Matarix voulut continuer mais le bruit sourd et cadencé d'une cavalerie au galop l'interrompit. -"C'est eux, c'est eux,crièrent presque à l'unissson les Gaulois.
-Qui eux ? interrogea Rictus.
-C'est une sous-tribu du barbare Ambiorix répondit paniqué Matarix. Ce sont des sauvages. Ils viennent régulièrement voler nos oeufs et notre bon saucisson pur porc.
- Septième Centurie, en position ! ordonna Rictus. Il faut sauver le saucisson pur porc !
 Aussitôt les jupettes des légionnaires frémirent au dessous des cottes de mailles ; des pieux furent fichés obliquement en terre pour arrêter les chevaux et, derrière la rangée de pieux,les hommes se placèrent sur trois rangs.
Quand les Germains se pointèrent ils furent accueillis par une pluie de flèches . Aussi, comprenant vite qu'ils allaient prendre une rouste,ils firent demi-tour, étonnés et dépités.
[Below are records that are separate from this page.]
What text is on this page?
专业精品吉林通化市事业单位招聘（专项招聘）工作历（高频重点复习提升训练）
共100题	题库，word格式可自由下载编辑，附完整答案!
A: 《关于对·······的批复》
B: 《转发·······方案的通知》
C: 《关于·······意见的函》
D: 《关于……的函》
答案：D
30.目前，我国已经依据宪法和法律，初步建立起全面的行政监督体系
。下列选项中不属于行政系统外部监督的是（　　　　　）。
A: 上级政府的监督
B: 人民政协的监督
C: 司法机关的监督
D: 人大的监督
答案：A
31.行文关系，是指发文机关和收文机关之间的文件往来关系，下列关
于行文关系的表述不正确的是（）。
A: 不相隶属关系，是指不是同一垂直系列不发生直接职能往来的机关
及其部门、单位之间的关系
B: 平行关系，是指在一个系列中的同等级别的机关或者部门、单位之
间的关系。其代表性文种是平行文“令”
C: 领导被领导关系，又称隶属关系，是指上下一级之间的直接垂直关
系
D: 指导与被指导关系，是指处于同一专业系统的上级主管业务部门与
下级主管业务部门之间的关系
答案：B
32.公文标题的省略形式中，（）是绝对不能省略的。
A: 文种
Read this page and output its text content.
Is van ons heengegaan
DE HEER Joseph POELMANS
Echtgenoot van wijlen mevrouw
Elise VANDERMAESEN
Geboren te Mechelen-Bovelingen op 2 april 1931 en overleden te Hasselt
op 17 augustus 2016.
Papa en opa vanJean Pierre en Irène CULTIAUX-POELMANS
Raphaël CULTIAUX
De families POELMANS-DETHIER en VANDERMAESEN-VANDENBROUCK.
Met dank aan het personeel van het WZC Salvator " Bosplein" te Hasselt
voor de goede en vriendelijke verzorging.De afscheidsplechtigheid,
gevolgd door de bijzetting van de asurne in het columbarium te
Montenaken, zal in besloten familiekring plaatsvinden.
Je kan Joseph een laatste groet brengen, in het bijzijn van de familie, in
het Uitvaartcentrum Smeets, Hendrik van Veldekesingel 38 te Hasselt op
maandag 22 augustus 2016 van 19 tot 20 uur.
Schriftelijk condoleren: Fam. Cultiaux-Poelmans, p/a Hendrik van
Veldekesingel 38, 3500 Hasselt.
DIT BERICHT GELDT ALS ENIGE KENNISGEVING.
Leur chef , vexé de cette résistance inattendue, se retourna sur sa monture et en s'enfuyant lança :
- "Matarix ! Un jour tu paieras, on reviendra avec des casques à pointe !". Il y avait belle lurette que Matarix et ses ouailles avaient disparu du champ de bataille !
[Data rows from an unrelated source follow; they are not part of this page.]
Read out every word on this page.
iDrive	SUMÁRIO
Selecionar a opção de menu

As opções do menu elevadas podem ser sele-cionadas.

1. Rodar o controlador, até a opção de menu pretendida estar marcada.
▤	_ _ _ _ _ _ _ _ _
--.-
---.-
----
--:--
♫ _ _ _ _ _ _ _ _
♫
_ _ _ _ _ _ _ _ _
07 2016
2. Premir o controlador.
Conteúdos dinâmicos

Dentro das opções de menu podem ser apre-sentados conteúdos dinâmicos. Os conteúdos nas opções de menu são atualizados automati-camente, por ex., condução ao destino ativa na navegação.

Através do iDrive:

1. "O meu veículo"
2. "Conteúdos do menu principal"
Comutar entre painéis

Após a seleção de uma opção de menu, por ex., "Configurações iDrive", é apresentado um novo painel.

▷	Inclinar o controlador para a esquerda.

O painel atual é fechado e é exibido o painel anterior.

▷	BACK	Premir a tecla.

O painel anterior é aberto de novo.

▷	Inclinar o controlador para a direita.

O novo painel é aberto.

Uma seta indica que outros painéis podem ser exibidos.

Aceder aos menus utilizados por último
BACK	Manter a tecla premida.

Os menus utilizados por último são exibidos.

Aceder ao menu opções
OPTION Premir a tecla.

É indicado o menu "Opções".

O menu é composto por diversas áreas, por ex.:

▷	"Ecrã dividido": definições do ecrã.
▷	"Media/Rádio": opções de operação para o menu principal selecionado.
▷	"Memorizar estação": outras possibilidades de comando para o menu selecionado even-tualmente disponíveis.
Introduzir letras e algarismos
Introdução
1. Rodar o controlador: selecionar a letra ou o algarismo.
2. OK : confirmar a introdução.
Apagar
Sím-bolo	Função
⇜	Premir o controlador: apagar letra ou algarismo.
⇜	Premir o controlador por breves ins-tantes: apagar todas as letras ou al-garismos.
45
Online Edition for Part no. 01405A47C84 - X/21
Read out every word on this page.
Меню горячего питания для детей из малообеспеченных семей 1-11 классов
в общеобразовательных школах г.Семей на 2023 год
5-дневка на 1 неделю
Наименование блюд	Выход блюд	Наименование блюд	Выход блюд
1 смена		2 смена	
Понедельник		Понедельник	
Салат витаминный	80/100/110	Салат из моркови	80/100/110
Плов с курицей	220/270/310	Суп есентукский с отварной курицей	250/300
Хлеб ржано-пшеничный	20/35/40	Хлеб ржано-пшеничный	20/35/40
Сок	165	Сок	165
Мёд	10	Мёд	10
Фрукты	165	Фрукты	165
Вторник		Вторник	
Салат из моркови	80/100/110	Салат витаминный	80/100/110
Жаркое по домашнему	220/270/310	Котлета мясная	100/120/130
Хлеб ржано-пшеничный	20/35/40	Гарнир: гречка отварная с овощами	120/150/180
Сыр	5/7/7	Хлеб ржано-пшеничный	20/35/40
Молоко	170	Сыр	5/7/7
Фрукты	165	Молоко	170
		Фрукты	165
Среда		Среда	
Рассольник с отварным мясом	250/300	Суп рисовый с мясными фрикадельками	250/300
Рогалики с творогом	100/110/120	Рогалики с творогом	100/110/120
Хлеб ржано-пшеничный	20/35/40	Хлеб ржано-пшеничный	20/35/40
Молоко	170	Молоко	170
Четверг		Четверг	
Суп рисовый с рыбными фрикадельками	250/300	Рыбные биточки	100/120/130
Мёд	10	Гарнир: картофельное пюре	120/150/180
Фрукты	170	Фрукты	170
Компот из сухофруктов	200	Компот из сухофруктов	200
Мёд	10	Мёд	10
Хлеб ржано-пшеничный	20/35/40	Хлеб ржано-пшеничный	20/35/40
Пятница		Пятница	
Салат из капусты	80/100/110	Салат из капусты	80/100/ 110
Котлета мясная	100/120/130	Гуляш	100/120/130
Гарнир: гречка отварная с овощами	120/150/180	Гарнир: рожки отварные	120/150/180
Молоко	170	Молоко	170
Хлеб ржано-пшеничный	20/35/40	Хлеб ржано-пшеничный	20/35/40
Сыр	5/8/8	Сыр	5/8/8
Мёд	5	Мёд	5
Quand il réapparut, il s'avança,honteux, vers Rictus. Il tenta de sauver la face en prétextant un besoin urgent et en expliquant qu'il n'est pas d'usage qu'un Bert,dont l'origine du nom signifie "brillant" fuie ainsi devant l'ennemi. Les Romains ne furent pas dupes.
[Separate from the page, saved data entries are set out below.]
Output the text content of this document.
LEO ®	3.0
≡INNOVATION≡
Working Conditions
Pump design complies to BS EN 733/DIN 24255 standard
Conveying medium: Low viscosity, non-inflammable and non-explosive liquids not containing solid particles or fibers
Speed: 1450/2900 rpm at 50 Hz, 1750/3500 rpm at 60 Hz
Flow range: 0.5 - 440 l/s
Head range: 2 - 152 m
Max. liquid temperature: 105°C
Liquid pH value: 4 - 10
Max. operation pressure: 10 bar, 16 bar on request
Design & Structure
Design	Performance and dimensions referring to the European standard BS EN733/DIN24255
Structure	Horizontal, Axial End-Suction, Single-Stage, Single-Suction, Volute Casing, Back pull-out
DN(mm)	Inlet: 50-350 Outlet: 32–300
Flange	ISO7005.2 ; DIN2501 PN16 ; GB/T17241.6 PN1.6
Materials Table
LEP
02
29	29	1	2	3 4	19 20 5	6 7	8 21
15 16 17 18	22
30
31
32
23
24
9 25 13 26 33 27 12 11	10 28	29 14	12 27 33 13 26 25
-" Tu vois Centurion, balbutia Matarix, notre rêve le plus cher serait de devenir Gallo-Romains. Nous en avons marre d'être la cible des Barbares. ! Si tu acceptes, Centurion, nous t'offrirons le gîte,le couvert et,si tu le souhaites , une grande quantité de glands qui font notre réputation. ".
 Les féaux qui entouraient Matarix opinaient du chef comme certaines statuettes dans les églises quand on glisse une pièce dans le tronc* ou comme les chiens en peluche dont la tête dodeline sur la plage arrière des automobiles.
 Rictus,comme s'il voulait "réfléchir dans sa tête", voulut se gratter de nouveau mais il en fut encore empêché par son casque...

 

*Comme il y a de moins en moins de gens qui déposent leur obole dans les troncs d'église, je donne tout de suite un deuxième exemple ,profane.